Elliott Lawson & Minor P.C.'s estate practice consists of three primary areas: estate planning, estate administration and estate litigation.
No matter your age, health or financial situation, you should always have an estate plan. By thoroughly considering your options, you can:
- Protect and preserve your assets after you pass away
- Ensure your wishes will be honored by your heirs after your death
- Simplify the administration of the estate
- Minimize the possibility of litigation over estate planning documents.
A will gives you the control you desire over who gets what when. For some clients, a trust may also be an appropriate estate planning device. In addition, we routinely prepare powers of attorney and advance medical directives for our clients, and consult with them about the appropriateness of other documents.
For small-business owners, an estate plan allows control over both business assets and personal assets. Parents with children can plan for both who would raise those children and how assets would be managed for the benefit of those children in the event of a parent's death.
Additionally, our firm advises clients about the steps necessary to get appointed as guardians or conservators for persons who cannot make their own financial decisions, prior to the death of those persons.
While we are not tax lawyers, we discuss certain tax ramifications of estate planning decisions with our clients, and work closely with CPAs and financial planners to minimize adverse tax consequences to clients while realizing their goals.
Regardless of your precise estate planning needs, you should contact an experienced estate lawyer to guide you through the process. Advertising might make it seem as if drafting a will is a simple activity, but drafting a will which fully addresses all relevant concerns is not simple. Our attorneys have the experience necessary to answer even the most complicated questions and provide advice for contingencies that may be missed through a "do it yourself" estate planning form.

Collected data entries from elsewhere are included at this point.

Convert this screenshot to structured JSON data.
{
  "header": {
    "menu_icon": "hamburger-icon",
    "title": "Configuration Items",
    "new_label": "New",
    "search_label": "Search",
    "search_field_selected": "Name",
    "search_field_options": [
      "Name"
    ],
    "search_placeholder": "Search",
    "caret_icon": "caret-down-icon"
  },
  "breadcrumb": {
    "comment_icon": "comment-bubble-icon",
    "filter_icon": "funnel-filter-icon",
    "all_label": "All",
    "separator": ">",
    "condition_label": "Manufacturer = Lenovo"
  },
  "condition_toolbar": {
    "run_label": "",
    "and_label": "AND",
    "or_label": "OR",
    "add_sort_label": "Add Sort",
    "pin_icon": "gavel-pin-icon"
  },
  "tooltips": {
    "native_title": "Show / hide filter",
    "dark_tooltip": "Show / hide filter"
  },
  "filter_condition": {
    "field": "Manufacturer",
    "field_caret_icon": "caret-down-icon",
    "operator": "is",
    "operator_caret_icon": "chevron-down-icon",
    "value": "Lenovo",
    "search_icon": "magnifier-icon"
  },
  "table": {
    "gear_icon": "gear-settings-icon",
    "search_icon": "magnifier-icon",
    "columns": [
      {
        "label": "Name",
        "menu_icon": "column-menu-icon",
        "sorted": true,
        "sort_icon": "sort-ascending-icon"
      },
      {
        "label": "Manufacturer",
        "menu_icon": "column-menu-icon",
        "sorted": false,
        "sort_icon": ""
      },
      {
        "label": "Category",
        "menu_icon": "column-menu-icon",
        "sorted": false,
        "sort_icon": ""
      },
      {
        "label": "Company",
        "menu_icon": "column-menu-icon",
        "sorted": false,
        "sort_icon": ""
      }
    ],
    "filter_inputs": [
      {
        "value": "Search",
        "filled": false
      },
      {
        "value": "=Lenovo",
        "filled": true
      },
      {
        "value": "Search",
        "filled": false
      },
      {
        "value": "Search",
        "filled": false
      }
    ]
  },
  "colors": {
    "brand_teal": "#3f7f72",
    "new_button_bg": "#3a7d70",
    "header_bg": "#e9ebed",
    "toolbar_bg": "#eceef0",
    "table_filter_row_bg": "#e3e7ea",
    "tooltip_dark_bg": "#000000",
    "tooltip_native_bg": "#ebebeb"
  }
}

When an individual dies, his or her estate must be administered. Even if the individual dies intestate, or without a will, the estate must still be administered. If the individual had a will, it will generally name the person or persons who will serve as personal representative of the estate. If an individual does not have a will, generally one or more family members will qualify as personal representative of the estate, and we are also experienced with that process.
Elliott Lawson & Minor P.C. routinely assists these persons with matters including:
- Formally opening the estate at courthouses in Virginia and Tennessee
- Qualifying as personal representative
- Analyzing whether a surety bond must be posted, or if such bond will not be required, to save the estate money
- Assisting clients in the filing of required inventories and accountings, and related documents
- Working with CPAs and other financial professionals to ensure that all required tax filings are made.
- Ensuring that all just debts of estates are paid, and distributions properly made to beneficiaries.
We also advise trustees under trusts with respect to similar matters.
In some situations, a will or trust will be contested in court. The two most common bases for challenges are that the decedent lacked the capacity to make a valid will or trust, or that the decedent was unduly influenced by someone.
There are time limitations for challenging a will or trust, and so consulting an experienced estate litigation attorney early is important. In these cases, we can provide skilled representation either for the challenge or defense of a will or trust.